Дука наклонился над кроваткой, поцеловал девочку в лоб. Окоченение еще не полное, машинально констатировал он. Потом погладил бледную, уже начавшую синеть щечку и сказал про себя: «Прощай, Сара».

Четверть часа – не больше. Время, чтобы прижать к себе Лоренцу так крепко, что судорожные всхлипы прекратились, и осторожно усадить обратно в кресло, обмякшую не столько от боли, сколько от таблеток, которыми напичкал ее Джиджи.

Время, чтобы выйти на минутку с Ливией из палаты и сказать ей два слова среди снующих туда-сюда сестер, врачей и прочего обслуживающего персонала:

– Я должен вернуться в квестуру, у меня неотложная работа, побудь здесь с Лоренцей и сделай все, что нужно. Я буду звонить.

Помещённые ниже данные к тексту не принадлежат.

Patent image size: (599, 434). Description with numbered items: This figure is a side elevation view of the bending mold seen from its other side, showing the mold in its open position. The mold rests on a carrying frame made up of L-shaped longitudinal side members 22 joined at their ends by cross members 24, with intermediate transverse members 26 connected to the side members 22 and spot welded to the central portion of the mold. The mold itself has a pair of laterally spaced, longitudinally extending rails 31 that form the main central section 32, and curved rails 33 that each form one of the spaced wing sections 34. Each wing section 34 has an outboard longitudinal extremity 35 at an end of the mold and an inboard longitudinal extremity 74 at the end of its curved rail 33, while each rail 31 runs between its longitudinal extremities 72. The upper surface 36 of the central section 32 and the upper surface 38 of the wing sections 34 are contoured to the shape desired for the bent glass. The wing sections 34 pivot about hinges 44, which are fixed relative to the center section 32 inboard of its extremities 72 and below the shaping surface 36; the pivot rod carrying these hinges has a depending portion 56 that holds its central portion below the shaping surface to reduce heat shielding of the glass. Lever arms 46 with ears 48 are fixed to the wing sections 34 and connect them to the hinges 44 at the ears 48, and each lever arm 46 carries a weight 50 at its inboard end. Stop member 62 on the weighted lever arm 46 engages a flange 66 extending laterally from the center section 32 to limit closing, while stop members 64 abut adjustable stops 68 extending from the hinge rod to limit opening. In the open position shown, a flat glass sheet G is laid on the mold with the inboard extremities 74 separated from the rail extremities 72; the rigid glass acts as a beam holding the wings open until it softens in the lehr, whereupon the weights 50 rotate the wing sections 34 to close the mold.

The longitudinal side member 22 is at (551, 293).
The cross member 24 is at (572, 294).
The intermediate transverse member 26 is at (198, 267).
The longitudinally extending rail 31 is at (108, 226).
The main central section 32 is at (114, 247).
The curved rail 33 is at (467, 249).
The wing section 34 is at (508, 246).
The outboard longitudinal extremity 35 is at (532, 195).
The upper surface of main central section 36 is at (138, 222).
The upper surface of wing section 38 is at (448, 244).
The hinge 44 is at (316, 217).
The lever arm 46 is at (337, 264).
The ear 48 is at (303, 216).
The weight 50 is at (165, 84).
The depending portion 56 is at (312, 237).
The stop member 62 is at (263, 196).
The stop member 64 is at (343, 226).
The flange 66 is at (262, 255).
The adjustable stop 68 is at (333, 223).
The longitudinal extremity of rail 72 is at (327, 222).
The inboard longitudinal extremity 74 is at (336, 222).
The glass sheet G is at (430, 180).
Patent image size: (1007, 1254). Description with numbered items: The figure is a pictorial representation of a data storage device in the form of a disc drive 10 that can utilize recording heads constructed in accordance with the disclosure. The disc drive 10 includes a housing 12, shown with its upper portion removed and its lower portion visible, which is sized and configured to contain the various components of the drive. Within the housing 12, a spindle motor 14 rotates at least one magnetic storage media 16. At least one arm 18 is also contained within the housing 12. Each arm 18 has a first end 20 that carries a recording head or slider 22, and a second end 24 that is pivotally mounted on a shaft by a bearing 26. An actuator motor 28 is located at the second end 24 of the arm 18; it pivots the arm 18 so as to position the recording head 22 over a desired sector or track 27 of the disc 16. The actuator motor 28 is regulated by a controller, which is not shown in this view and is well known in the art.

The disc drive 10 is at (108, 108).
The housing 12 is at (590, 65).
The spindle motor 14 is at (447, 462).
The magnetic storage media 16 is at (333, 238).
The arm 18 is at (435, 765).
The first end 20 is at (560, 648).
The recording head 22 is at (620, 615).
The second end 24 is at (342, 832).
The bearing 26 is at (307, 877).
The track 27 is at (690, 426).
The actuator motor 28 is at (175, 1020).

Иного выхода у меня нет.

Ливия посмотрела на него холодноватыми и все же участливыми глазами, освещавшими энергичное, исполосованное шрамами лицо.

– Конечно, иди, о Лоренце я позабочусь. – Она медленно подняла руку и коснулась его колючей щеки. – Не беспокойся, я сделаю все, что нужно.

– Спасибо тебе.

Четверть часа – не больше; у него еще оставалось три минуты, чтобы пройти из «Фатебенефрателли» в квестуру, подняться в свой кабинет, задыхаясь при воспоминании о девочке, неподвижно застывшей на больничной койке, распахнуть дверь и очутиться перед неусыпным стражем Маскаранти и безвольно сидящим в углу юным извращенцем Фьорелло Грасси, который хотел с ним поговорить.

2

Парень сидел сбоку от так называемого письменного стола; глаза у него расширились, он то и дело облизывал губы и не мог унять дрожь в сплетенных руках, которыми изо всей силы обхватил колени.

Дука Ламберти не стал обходить стол, а придвинул табурет и сел рядом с парнем.

– Не нервничай, – сказал он. – Тебе трудно решиться – так ведь я тебя не принуждаю, и никто не станет принуждать, ни в полиции, ни в Беккарии, ни на суде. Хочешь – говори, не хочешь – не говори.

Обычно извращенцы – преотвратные типы, особенно в таком возрасте, но этот, непонятно почему, внушал ему сочувствие.